Google Interview Question
Country: United States
I agree with this one. Actually, there are several ways to solve this problem:
1. Count each char in "S", and scan the dictionary, for each word, compare the count.
However, when the size of the dictionary is big, there will be lots of repeated count. Eg. In the dict., we have "cat", "cats"
2. It is good to build a trie, but not easy to solve in the interview.
3. The problem statement clearly states "S" only has 4 char, which means the permutation is not expensive at all. After that, all you need to do is just to build a hashmap for all permutation, and scan the dict.
This is not too hard (I think). First, we need to define the data structure of the dictionary in the memory. We build a hash table of the dictionary where the key is sorted letters and the value is a list of all words that can be created by those letter
i.e. 'dgo' is the key for for the list of words of 'dog' and 'god', 'aet' is the key for list of words of 'eat', 'ate' and 'tea'.

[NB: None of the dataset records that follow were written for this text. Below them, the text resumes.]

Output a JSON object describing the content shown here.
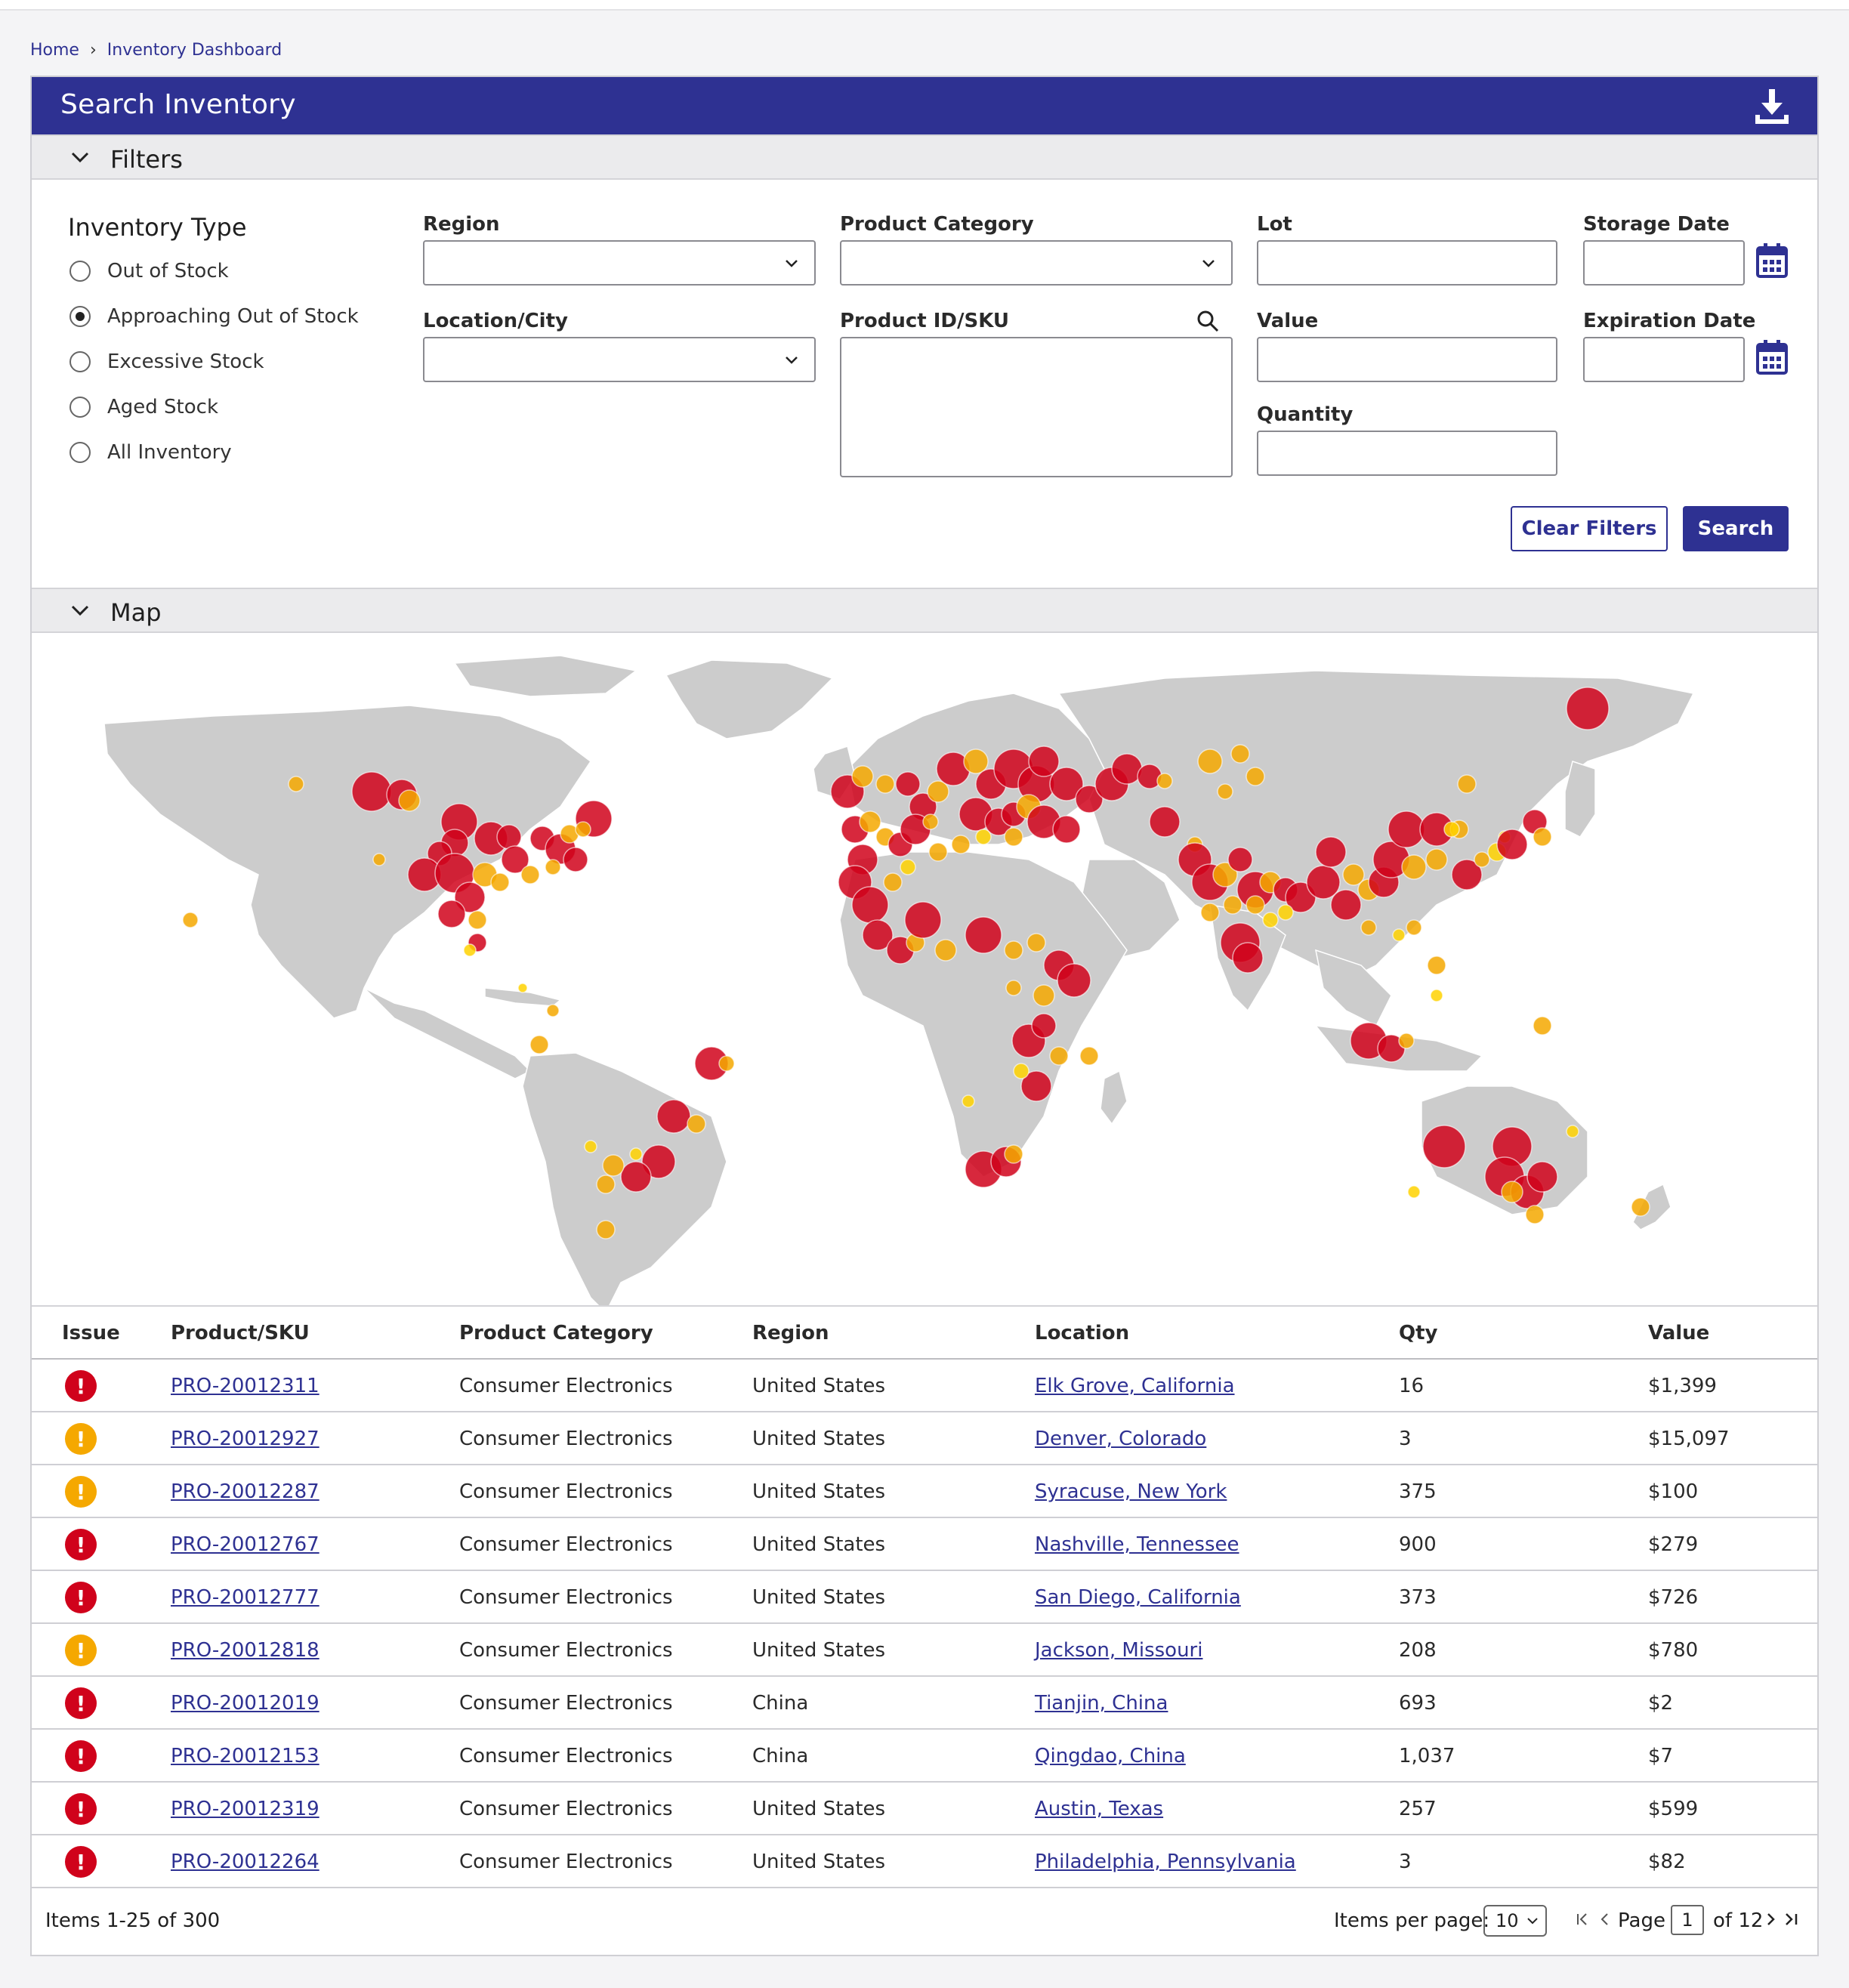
{
  "breadcrumb": {
    "home": "Home",
    "current": "Inventory Dashboard"
  },
  "header": {
    "title": "Search Inventory",
    "download_icon": "download-icon"
  },
  "filters": {
    "section_label": "Filters",
    "inventory_type": {
      "title": "Inventory Type",
      "options": [
        "Out of Stock",
        "Approaching Out of Stock",
        "Excessive Stock",
        "Aged Stock",
        "All Inventory"
      ],
      "selected": "Approaching Out of Stock"
    },
    "region": {
      "label": "Region",
      "value": ""
    },
    "location": {
      "label": "Location/City",
      "value": ""
    },
    "category": {
      "label": "Product Category",
      "value": ""
    },
    "product_id": {
      "label": "Product ID/SKU",
      "value": ""
    },
    "lot": {
      "label": "Lot",
      "value": ""
    },
    "value": {
      "label": "Value",
      "value": ""
    },
    "quantity": {
      "label": "Quantity",
      "value": ""
    },
    "storage_date": {
      "label": "Storage Date",
      "value": ""
    },
    "expiration_date": {
      "label": "Expiration Date",
      "value": ""
    },
    "clear_label": "Clear Filters",
    "search_label": "Search"
  },
  "map": {
    "section_label": "Map",
    "colors": {
      "land": "#cccccc",
      "critical": "#d0021b",
      "warning": "#f5a800",
      "minor": "#ffd200"
    }
  },
  "table": {
    "columns": [
      "Issue",
      "Product/SKU",
      "Product Category",
      "Region",
      "Location",
      "Qty",
      "Value"
    ],
    "rows": [
      {
        "issue": "critical",
        "sku": "PRO-20012311",
        "category": "Consumer Electronics",
        "region": "United States",
        "location": "Elk Grove, California",
        "qty": "16",
        "value": "$1,399"
      },
      {
        "issue": "warning",
        "sku": "PRO-20012927",
        "category": "Consumer Electronics",
        "region": "United States",
        "location": "Denver, Colorado",
        "qty": "3",
        "value": "$15,097"
      },
      {
        "issue": "warning",
        "sku": "PRO-20012287",
        "category": "Consumer Electronics",
        "region": "United States",
        "location": "Syracuse, New York",
        "qty": "375",
        "value": "$100"
      },
      {
        "issue": "critical",
        "sku": "PRO-20012767",
        "category": "Consumer Electronics",
        "region": "United States",
        "location": "Nashville, Tennessee",
        "qty": "900",
        "value": "$279"
      },
      {
        "issue": "critical",
        "sku": "PRO-20012777",
        "category": "Consumer Electronics",
        "region": "United States",
        "location": "San Diego, California",
        "qty": "373",
        "value": "$726"
      },
      {
        "issue": "warning",
        "sku": "PRO-20012818",
        "category": "Consumer Electronics",
        "region": "United States",
        "location": "Jackson, Missouri",
        "qty": "208",
        "value": "$780"
      },
      {
        "issue": "critical",
        "sku": "PRO-20012019",
        "category": "Consumer Electronics",
        "region": "China",
        "location": "Tianjin, China",
        "qty": "693",
        "value": "$2"
      },
      {
        "issue": "critical",
        "sku": "PRO-20012153",
        "category": "Consumer Electronics",
        "region": "China",
        "location": "Qingdao, China",
        "qty": "1,037",
        "value": "$7"
      },
      {
        "issue": "critical",
        "sku": "PRO-20012319",
        "category": "Consumer Electronics",
        "region": "United States",
        "location": "Austin, Texas",
        "qty": "257",
        "value": "$599"
      },
      {
        "issue": "critical",
        "sku": "PRO-20012264",
        "category": "Consumer Electronics",
        "region": "United States",
        "location": "Philadelphia, Pennsylvania",
        "qty": "3",
        "value": "$82"
      }
    ]
  },
  "pagination": {
    "items_text": "Items 1-25 of 300",
    "per_page_label": "Items per page:",
    "per_page_value": "10",
    "page_label": "Page",
    "page_value": "1",
    "of_label": "of 12"
  }
}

Then for the input string, we compute all the permutation of letters and for each permutation we form them into different set.
i.e. abcd is one of the possible permutation, we create all possible set such as {'a', 'bcd'}, {'a', 'b', 'cd'}, {'a', 'b', 'c', 'd'}, {'abc', 'd'}, {'a', 'bc', 'd'}. For each set, we use each element in the set as a key to search into our hash table dictionary.
Nice idea as well. The only thing I don't like is to create every permutation of the string as mentioned above. So far both the trie with sorted key and the hash table with sorted key seems like valid solution to this problem.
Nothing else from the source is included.